6. Qualifying Transactions
Drop always maintains the right to determine if certain transactions qualify for Drop Offers (“Qualifying Transactions”). Certain manufactured spending including, but not limited to, repeat purchases, high-value purchases, purchases of gift cards, and purchases made for business or corporate purposes, may not, at our sole discretion, be considered Qualifying Transactions and may be ineligible for Drop points.
If your account is terminated or disabled for any reason including but not limited to multiple attempts at non-Qualifying Transactions, then your existing Drop points will be forfeited and any further transactions which might otherwise earn you Drop points will not be deemed to be applicable.
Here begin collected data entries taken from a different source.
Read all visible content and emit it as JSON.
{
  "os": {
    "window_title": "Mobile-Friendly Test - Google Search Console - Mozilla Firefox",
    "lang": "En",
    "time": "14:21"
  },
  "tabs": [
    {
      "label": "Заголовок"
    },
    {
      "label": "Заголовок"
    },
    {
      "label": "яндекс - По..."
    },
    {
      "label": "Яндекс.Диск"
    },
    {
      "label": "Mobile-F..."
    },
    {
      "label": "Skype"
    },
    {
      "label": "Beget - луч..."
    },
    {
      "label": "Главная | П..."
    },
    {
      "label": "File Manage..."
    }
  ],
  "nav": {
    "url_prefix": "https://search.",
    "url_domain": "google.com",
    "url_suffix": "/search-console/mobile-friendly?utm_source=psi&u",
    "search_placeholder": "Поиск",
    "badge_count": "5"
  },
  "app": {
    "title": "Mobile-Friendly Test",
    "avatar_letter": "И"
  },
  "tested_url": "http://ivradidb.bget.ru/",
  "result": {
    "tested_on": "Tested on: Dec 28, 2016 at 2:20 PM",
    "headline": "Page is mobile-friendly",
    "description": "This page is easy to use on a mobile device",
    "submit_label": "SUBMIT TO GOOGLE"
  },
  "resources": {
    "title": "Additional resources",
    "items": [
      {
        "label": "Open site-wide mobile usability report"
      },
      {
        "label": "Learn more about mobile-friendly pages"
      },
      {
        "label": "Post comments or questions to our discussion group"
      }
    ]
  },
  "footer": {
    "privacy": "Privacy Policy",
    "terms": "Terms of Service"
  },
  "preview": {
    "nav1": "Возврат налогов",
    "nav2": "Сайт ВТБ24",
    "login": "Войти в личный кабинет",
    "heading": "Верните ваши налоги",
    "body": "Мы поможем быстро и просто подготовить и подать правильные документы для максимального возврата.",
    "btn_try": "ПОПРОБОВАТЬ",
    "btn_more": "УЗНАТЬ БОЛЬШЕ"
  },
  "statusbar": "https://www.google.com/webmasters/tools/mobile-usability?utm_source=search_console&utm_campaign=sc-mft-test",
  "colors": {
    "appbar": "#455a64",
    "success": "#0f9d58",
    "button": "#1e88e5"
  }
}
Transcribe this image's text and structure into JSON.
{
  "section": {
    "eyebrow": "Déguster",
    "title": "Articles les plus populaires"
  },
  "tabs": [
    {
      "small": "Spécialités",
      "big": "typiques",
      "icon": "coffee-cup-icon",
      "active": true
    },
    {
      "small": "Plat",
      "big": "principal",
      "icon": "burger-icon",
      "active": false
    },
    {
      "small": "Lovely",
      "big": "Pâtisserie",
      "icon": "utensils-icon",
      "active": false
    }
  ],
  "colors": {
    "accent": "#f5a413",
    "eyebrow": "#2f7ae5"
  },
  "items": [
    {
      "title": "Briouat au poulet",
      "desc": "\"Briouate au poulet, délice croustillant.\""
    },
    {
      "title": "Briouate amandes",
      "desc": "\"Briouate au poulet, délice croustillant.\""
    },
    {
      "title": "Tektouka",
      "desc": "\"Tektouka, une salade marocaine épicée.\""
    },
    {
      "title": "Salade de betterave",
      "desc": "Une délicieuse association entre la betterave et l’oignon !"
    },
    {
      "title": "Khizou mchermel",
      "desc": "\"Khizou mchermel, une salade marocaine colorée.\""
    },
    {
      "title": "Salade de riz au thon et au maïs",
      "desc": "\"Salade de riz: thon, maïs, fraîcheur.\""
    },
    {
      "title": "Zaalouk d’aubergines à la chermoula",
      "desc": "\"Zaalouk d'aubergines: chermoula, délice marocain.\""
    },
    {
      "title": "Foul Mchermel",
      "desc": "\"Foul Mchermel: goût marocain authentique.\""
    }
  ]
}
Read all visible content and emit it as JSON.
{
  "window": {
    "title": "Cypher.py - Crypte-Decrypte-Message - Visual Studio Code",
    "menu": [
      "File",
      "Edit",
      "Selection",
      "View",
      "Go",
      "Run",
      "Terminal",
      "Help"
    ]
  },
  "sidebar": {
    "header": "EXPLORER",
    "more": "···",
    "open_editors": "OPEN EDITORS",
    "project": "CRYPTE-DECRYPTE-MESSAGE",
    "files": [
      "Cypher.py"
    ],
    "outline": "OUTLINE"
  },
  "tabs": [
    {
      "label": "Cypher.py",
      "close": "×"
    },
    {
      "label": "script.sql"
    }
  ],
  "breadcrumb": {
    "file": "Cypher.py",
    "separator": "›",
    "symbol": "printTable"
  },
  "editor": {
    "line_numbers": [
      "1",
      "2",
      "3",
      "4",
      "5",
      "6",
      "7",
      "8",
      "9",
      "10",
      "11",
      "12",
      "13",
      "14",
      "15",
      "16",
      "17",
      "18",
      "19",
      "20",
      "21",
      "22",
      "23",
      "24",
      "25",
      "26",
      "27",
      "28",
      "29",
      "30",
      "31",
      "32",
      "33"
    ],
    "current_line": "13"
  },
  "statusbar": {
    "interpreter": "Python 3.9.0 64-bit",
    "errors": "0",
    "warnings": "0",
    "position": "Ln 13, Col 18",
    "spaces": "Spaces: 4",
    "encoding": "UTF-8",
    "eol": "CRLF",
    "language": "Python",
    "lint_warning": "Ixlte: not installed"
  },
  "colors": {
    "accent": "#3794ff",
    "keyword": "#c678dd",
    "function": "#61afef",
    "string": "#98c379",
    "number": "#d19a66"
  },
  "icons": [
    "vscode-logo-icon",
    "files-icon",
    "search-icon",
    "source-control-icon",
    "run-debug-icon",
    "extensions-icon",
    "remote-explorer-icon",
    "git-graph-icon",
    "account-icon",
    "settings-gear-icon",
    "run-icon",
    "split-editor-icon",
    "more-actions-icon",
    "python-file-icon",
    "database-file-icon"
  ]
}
Drop reserves the right to reclaim or make balance adjustments to your Drop points where it has been established that any Drop points have been earned or applied in error. This includes but is not limited to transactions that Drop deems to be non-Qualifying Transactions or Drop points awarded for Qualifying Transactions that not been received from a merchant or its agencies. This can include transactions in which Drop points were previously rewarded. Drop reserves the right to apply fraudulent prevention measures as it sees fit.
For the avoidance of doubt and notwithstanding any other provision of these Terms of Service, all payouts of Drop points have always been and remain at our sole discretion and we may refuse to issue Drop points to you for any reason whatsoever.
You can view the old terms on Way Back, but basically this entire paragraph was added into the new terms. All else is the same.
When the Drop app launched in the USA with bonuses like 2% on Amazon, 1% at Walmart and Walgreen’s, and 1-2% at the grocery, it was too good to be true. Now, we’ll have to see if the app gets better for normal transactions going forward or if they’ll be busy a whole day trying to figure out which transactions they want to pay out on and won’t ever get the app working normally.
What bothers me the most about the new terms is that they’ll apparently ban someone for doing business purchases, repeat purchases or gift card purchases. That makes no sense. Sure, they don’t have to pay out for gift card or repeat purchases, but why is the person banned for linking a account which happens to have what they call “manufactured spend” transactions on it? It’s not like the user ever submitted that purchase for points – they simply charged their regular credit card for a business expense or a gift card purchase or whatnot. Essentially, Drop is saying you’ll have to think twice about which card to register or not to register which seems a bit crazy.
It seems Drop is under the impression that people are making certain purchases specifically to ‘game’ Drop. In truth, that’s probably only a small amount of purchases, most are just purchases people would be making regardless for their own reasons.